Python: ascii codec can't encode en-dash

theovenbird picture theovenbird · Oct 23, 2015 · Viewed 12.7k times · Source

I'm trying to print a poem from the Poetry Foundation's daily poem RSS feed with a thermal printer that supports an encoding of CP437. This means I need to translate some characters; in this case an en-dash to a hyphen. But python won't even encode the en dash to begin with. When I try to decode the string and replace the en-dash with a hyphen I get the following error:

Traceback (most recent call last):
  File "pftest.py", line 46, in <module>
    str = str.decode('utf-8')
  File "/usr/lib/python2.7/encodings/utf_8.py", line 16, in decode
    return codecs.utf_8_decode(input, errors, True)
UnicodeEncodeError: 'ascii' codec can't encode character u'\u2013' in position 140: ordinal not in range(128)

And here is my code:

#!/usr/bin/python
#-*- coding: utf-8 -*-

# This string is actually a variable entitled d['entries'][1].summary_detail.value
str = """Love brought by night a vision to my bed,
One that still wore the vesture of a child
But eighteen years of age – who sweetly smiled"""

str = str.decode('utf-8')
str = str.replace("\u2013", "-") #en dash
str = str.replace("\u2014", "--") #em dash
print (str)

I can actually print the output using the following code without errors in my terminal window (Mac), but my printer spits out sets of 3 CP437 characters:

str = u''.str.encode('utf-8')

I'm using Sublime Text as my editor, and I've saved the page with UTF-8 encoding, but I'm not sure that will help things. I would greatly appreciate any help with this code. Thank you!

Answer

JonathanZ supports MonicaC picture JonathanZ supports MonicaC · Jan 11, 2016

I don't fully understand what's happening in your code, but I've also been trying to replace en-dashes with hyphens in a string I got from the Web, and here's what's working for me. My code is just this:

txt = re.sub(u"\u2013", "-", txt)

I'm using Python 2.7 and Sublime Text 2, but I don't bother setting -*- coding: utf-8 -*- in my script, as I'm trying not to introduce any new encoding issues. (Even though my variables may contain Unicode I like to keep my code pure ASCII.) Do you need to include Unicode in your .py file, or was that just to help with debugging?

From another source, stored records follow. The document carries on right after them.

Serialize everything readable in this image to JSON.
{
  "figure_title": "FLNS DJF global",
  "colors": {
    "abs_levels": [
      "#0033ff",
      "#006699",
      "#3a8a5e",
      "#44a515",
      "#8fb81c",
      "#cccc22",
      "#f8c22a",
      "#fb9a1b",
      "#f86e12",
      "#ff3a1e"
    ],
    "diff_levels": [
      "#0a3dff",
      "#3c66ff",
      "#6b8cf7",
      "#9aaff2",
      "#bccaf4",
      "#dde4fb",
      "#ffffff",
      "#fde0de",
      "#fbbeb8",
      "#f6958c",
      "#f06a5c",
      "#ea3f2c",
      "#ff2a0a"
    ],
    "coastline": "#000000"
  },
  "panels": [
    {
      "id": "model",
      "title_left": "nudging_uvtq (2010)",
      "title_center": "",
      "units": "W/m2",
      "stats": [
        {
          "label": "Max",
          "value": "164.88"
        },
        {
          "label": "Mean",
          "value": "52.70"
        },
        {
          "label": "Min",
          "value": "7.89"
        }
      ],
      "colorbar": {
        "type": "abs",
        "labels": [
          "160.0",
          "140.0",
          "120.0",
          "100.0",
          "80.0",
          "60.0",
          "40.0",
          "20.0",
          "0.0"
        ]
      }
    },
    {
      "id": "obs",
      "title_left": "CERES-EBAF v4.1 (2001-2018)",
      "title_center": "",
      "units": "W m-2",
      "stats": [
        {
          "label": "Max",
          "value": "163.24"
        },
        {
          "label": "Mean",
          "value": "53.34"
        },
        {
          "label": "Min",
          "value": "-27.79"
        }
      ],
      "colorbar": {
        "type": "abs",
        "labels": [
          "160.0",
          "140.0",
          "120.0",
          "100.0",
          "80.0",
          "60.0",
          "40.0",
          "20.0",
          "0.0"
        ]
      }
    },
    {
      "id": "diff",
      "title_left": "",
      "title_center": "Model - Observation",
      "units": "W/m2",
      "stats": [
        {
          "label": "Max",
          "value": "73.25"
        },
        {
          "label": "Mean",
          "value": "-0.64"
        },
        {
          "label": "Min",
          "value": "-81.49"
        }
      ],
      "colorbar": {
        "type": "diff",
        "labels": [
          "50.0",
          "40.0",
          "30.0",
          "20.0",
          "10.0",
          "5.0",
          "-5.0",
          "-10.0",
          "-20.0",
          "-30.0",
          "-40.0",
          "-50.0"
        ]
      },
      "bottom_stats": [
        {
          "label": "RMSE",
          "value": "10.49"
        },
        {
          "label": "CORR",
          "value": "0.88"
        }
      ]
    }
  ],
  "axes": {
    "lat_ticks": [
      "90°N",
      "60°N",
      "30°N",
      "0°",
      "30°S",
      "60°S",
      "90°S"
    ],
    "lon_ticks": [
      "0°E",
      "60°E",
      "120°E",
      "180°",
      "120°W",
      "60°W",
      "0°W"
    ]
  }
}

I'll note that my txt variable is already a unicode string, i.e.

print type(txt)

produces

<type 'unicode'>

I'd be curious to know what type(str) would produce in your case.

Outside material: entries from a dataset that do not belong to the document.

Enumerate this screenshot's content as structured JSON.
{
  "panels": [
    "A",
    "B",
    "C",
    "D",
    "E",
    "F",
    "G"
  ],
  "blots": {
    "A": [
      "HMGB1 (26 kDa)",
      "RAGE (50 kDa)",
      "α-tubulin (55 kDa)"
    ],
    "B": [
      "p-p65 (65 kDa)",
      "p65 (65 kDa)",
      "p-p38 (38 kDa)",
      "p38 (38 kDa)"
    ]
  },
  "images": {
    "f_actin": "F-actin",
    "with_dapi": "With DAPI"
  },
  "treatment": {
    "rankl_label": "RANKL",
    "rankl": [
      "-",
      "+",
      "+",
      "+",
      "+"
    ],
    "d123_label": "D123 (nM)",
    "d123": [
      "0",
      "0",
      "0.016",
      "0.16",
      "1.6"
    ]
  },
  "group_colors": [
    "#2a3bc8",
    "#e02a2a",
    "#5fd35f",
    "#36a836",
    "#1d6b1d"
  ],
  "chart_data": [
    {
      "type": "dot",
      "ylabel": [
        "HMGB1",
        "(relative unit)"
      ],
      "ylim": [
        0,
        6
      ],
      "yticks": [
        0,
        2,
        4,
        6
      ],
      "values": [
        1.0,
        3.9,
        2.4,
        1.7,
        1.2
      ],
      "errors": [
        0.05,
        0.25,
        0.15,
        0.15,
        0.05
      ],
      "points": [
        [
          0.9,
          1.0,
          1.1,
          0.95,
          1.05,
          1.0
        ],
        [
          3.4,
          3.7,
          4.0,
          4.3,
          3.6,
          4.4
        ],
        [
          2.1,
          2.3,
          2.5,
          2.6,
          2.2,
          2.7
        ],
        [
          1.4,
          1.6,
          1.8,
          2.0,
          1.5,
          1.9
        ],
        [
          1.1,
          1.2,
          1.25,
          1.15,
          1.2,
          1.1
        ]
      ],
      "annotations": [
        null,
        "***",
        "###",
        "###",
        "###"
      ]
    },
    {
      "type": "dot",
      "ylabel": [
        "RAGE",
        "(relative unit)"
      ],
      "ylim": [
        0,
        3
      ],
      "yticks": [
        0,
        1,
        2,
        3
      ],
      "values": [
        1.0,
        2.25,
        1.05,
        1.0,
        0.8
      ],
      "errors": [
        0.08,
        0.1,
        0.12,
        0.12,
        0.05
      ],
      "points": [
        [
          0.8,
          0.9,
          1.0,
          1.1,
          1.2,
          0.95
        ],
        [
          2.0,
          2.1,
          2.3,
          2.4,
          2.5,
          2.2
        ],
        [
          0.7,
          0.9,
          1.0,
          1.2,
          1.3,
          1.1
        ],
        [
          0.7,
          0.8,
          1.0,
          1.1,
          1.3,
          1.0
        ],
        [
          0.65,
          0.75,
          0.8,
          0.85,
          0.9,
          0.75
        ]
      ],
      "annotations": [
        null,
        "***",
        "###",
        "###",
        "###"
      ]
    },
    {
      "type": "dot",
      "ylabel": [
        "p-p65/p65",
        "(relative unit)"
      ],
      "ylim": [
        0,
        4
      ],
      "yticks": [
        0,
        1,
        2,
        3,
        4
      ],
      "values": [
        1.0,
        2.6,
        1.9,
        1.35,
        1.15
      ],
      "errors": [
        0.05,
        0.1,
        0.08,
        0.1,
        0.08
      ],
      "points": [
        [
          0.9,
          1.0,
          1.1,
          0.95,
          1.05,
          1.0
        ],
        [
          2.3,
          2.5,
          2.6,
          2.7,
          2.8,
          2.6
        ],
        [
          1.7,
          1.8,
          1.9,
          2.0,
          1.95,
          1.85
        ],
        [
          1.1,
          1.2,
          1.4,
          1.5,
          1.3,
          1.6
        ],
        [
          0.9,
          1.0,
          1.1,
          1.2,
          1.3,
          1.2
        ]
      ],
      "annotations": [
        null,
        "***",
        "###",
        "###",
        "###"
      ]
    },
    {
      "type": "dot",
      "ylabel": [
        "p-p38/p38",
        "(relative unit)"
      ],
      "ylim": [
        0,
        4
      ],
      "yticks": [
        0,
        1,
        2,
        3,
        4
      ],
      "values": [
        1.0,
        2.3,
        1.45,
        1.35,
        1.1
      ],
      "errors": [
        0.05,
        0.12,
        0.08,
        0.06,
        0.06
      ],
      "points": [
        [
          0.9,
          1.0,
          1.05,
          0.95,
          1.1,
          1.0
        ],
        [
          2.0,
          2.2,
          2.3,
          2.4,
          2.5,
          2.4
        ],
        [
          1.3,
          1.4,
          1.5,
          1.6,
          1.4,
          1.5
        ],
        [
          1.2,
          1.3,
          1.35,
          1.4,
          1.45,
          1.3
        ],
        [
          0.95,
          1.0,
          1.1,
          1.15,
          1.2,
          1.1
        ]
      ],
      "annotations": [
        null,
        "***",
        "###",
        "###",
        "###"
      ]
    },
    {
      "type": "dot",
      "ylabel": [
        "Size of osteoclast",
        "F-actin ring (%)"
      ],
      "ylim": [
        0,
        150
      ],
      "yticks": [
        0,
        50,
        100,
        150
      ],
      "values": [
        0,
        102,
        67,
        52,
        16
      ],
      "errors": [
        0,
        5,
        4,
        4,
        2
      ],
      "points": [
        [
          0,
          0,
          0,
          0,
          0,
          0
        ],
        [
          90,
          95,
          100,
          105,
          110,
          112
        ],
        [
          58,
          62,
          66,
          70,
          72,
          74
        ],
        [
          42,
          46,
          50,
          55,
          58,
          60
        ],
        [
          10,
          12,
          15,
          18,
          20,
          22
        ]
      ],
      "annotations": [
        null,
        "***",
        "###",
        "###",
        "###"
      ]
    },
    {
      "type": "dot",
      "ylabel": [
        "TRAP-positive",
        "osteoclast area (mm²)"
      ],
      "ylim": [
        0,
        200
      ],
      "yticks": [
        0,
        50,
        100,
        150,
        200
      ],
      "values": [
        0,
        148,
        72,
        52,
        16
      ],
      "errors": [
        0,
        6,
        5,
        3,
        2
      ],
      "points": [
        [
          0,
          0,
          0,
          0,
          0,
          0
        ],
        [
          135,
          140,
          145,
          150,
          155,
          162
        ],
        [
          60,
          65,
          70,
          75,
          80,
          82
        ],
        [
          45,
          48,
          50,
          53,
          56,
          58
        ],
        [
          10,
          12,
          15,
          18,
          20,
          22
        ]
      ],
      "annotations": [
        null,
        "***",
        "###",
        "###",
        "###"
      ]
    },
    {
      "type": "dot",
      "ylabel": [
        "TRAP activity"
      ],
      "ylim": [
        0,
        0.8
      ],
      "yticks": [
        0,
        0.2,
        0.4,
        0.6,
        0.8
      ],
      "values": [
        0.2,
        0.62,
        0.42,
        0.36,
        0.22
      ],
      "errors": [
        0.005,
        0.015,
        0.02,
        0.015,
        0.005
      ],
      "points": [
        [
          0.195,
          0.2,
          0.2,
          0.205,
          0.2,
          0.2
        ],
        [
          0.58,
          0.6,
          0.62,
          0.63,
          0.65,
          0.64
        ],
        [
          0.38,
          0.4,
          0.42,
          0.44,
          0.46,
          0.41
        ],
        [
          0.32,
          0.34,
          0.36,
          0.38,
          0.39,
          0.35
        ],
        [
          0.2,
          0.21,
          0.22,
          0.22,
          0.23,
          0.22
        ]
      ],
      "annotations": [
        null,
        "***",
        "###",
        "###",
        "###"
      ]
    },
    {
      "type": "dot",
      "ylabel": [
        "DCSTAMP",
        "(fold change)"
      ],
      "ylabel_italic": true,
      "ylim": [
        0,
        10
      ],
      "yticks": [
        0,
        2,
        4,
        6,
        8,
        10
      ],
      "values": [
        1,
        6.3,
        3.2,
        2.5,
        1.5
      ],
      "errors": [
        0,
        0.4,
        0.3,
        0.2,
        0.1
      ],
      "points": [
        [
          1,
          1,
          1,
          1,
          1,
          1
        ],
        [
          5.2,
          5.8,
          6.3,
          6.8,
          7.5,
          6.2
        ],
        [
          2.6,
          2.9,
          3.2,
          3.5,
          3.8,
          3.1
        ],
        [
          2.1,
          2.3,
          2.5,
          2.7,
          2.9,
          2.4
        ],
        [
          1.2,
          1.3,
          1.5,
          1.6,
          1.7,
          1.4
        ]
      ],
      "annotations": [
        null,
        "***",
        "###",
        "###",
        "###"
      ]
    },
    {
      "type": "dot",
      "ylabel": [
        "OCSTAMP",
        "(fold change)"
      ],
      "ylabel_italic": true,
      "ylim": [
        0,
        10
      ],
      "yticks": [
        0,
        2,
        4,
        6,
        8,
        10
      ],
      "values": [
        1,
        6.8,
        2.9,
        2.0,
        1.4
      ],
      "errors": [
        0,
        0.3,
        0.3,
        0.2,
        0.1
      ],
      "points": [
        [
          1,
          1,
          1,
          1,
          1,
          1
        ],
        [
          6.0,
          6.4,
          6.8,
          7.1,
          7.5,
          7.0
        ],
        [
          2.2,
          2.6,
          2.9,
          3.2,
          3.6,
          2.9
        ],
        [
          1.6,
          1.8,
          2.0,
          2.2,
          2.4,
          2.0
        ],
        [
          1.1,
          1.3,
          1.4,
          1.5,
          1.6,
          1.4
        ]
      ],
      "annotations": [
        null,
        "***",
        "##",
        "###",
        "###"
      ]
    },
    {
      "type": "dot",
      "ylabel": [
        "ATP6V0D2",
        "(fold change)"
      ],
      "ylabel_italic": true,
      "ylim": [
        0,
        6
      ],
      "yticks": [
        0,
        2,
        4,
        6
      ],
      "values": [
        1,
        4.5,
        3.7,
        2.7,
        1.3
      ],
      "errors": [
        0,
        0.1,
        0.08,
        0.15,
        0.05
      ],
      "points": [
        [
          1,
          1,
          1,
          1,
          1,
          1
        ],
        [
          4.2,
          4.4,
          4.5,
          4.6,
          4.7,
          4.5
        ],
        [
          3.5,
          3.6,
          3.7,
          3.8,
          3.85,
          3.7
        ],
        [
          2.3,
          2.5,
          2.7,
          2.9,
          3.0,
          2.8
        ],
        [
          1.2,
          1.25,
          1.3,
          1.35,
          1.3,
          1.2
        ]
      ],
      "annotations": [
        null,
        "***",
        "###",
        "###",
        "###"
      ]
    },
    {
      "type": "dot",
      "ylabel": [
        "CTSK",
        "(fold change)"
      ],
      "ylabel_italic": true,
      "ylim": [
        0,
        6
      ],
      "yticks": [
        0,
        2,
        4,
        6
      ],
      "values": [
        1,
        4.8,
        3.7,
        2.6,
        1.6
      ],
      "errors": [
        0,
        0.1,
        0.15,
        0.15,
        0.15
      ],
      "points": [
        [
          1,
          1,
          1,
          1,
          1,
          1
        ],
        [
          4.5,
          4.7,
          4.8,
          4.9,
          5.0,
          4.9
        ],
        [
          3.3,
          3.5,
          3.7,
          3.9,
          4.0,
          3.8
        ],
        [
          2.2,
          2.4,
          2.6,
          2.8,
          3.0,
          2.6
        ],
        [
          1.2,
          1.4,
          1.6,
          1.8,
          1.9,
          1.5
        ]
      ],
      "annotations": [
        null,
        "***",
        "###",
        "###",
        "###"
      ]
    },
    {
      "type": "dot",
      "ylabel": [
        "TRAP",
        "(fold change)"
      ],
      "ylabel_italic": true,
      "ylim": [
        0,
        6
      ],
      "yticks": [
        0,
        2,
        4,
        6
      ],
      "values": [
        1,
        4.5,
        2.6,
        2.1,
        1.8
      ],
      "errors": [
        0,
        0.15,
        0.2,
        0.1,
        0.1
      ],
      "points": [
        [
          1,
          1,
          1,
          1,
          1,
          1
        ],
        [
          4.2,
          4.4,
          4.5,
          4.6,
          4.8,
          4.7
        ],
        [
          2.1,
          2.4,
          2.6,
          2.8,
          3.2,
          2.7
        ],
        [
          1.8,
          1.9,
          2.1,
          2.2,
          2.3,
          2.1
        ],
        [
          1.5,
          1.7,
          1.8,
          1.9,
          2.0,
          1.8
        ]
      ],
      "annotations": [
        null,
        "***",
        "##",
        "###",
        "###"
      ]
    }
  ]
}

One thing I noticed in your code is

str = str.replace("\u2013", "-") #en dash

Are you sure that does anything? My understanding is that \u only means "unicode character' inside a u"" string, and what you've created there is a string with 5 characters, a "u", a "2", a "0", etc. (The first character is because you can escape any character and if there's no special meaning, like in the case of '\n' or '\t', it just ignores the backslash.)

Also, the fact that you get 3 CP437 characters from your printer makes me suspect that you still have an en-dash in your string. The UTF-8 encoding of an en-dash is 3 bytes: 0xe2 0x80 0x93. When you call str.encode('utf-8') on a unicode string that contains an en-dash you get those three bytes in the returned string. I'm guessing that your terminal knows how to interpret that as an en-dash and that's what you're seeing.

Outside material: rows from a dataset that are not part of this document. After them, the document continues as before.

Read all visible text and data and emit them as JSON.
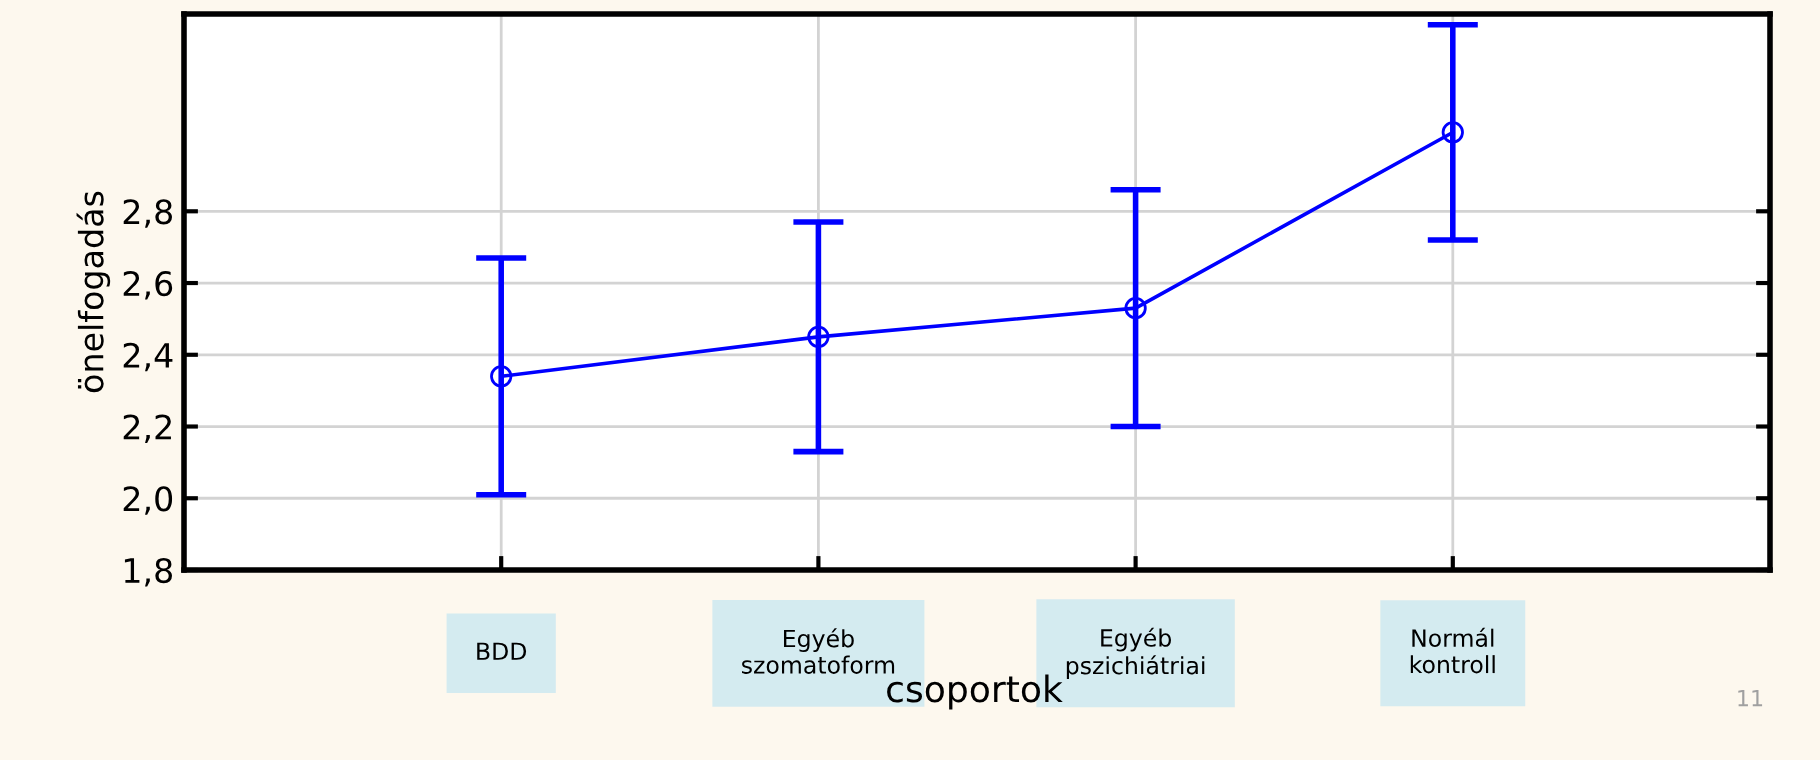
{
  "chart_data": {
    "type": "line",
    "ylabel": "önelfogadás",
    "xlabel": "csoportok",
    "categories": [
      "BDD",
      "Egyéb\nszomatoform",
      "Egyéb\npszichiátriai",
      "Normál\nkontroll"
    ],
    "series": [
      {
        "color": "#0000ff",
        "values": [
          2.34,
          2.45,
          2.53,
          3.02
        ],
        "errors": [
          0.33,
          0.32,
          0.33,
          0.3
        ]
      }
    ],
    "ylim": [
      1.8,
      3.35
    ],
    "yticks": [
      {
        "value": 1.8,
        "label": "1,8"
      },
      {
        "value": 2.0,
        "label": "2,0"
      },
      {
        "value": 2.2,
        "label": "2,2"
      },
      {
        "value": 2.4,
        "label": "2,4"
      },
      {
        "value": 2.6,
        "label": "2,6"
      },
      {
        "value": 2.8,
        "label": "2,8"
      }
    ],
    "grid": true,
    "marker": "circle",
    "line_style": "solid",
    "legend": false,
    "annotations": [
      "11"
    ]
  }
}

If you can't get my first method to work, I'll mention that I also had success with this:

txt = txt.encode('utf-8')
txt = re.sub("\xe2\x80\x93", "-", txt)

Maybe that re.sub() would work for you if you put it after your call to encode(). And in that case you might not even need that call to decode() at all. I'll confess that I really don't understand why it's there.